EPA Holdings, an affiliate of the Manager, is entitled to Equity Performance Awards (as defined below) through its RP Holdings Class C Special Interest based on our performance, as determined on a portfolio-by-portfolio basis. Investments made during each two-year period are grouped together as separate portfolios (each, a “Portfolio”). Subject to certain conditions, at the end of each fiscal quarter, EPA Holdings is entitled to a distribution from RP Holdings in respect of each Portfolio equal to 20% of the Net Economic Profit (defined as the aggregate cash receipts for all new portfolio investments in such Portfolio less Total Expenses (defined as interest expense, operating expense and recovery of acquisition cost in respect of such Portfolio)) for such Portfolio for the applicable measuring period (the “Equity Performance Awards”). The Equity Performance Awards will be allocated to EPA Holdings, as the holder of the RP Holdings Class C Special Interest, and recorded as Net income attributable to non-controlling interests in the condensed consolidated statements of operations.

The Equity Performance Awards will be payable in RP Holdings Class B Interests that will be exchanged upon issuance for Class A ordinary shares. EPA Holdings may also receive a periodic cash advance in respect of the RP Holdings Class C Special Interest to the extent necessary for EPA Holdings or any of its beneficial owners to pay when due any income tax imposed on it or them as a result of holding such RP Holdings Class C Special Interest. The Equity Performance Awards will be reflected as a transaction between equity holders in the condensed consolidated statements of shareholders’ equity and related periodic cash distributions will be presented as a financing activity in the condensed consolidated statements of cash flows. We do not expect any material Equity Performance Awards to be payable until certain performance conditions discussed above are met. Similarly, we do not expect any material income to be allocated to EPA Holdings until such performance conditions are met.
Dividends

The holders of Class A ordinary shares are entitled to receive dividends subject to approval by our board of directors. The holders of Class B ordinary shares do not have any rights to receive dividends; however, RP Holdings Class B Interests are entitled to dividends and distributions from RP Holdings. In the first nine months of 2024, we declared and paid three quarterly cash dividends of $0.21 per Class A ordinary share in an aggregate amount of $282.8 million to holders of our Class A ordinary shares.

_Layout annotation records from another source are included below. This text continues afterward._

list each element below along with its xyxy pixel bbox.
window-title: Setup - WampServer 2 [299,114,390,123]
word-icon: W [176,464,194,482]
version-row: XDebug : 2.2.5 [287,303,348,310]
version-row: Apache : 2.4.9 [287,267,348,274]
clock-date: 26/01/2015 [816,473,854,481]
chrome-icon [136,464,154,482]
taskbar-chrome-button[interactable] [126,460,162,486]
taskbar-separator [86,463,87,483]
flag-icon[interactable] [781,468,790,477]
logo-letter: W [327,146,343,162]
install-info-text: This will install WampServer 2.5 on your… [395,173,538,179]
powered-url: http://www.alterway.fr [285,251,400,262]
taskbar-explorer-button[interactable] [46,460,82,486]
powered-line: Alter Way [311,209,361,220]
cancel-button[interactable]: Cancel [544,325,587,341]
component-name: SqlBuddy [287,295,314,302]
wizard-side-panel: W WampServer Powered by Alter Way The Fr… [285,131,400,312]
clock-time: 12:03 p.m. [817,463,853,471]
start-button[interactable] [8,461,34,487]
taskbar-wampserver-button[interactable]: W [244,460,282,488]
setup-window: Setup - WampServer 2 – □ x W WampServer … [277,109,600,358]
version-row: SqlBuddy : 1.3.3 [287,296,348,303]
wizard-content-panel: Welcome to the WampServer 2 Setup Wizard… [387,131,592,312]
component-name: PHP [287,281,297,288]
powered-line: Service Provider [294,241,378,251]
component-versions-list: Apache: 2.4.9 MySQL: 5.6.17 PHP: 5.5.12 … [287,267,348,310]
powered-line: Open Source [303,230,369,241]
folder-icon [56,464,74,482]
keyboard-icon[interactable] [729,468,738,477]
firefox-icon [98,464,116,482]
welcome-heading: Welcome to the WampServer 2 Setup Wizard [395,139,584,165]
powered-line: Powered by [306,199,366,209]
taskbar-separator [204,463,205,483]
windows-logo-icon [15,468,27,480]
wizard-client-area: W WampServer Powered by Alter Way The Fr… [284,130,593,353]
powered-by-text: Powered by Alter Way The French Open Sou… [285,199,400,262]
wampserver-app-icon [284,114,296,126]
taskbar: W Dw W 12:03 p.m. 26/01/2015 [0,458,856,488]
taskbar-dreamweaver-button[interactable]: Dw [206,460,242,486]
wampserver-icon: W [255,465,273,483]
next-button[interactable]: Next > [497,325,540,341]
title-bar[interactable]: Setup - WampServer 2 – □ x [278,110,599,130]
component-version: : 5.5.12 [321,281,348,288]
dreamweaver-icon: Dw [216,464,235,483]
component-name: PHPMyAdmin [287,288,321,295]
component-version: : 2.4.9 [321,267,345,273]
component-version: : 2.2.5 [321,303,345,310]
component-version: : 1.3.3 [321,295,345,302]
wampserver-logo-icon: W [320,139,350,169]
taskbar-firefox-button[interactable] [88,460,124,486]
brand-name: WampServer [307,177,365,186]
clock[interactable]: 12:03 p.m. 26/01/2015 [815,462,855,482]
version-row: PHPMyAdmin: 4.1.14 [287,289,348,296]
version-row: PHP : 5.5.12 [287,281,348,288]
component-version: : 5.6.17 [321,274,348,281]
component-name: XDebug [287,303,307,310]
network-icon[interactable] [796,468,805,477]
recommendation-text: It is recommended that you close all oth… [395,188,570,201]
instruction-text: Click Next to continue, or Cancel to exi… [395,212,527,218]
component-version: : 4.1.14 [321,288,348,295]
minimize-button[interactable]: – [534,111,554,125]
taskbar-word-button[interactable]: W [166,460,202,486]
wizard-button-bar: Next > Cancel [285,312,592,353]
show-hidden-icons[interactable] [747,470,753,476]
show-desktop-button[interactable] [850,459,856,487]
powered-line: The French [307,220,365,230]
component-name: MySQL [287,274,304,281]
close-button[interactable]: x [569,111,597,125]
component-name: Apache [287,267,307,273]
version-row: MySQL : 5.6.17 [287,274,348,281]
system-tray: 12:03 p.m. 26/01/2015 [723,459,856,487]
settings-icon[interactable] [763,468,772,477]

2020 Independent Directors Equity Incentive Plan and Share-based Compensation

On June 15, 2020, our 2020 Independent Director Equity Incentive Plan was approved and became effective, whereby 800 thousand Class A ordinary shares were authorized for issuance in the form of RSUs to our independent directors. RSUs granted under the plan generally vest over one year with the associated share-based compensation expense recorded as part of General and administrative expenses in the condensed consolidated statements of operations. In the third quarter and first nine months of 2024 and 2023, we did not recognize material share-based compensation expenses.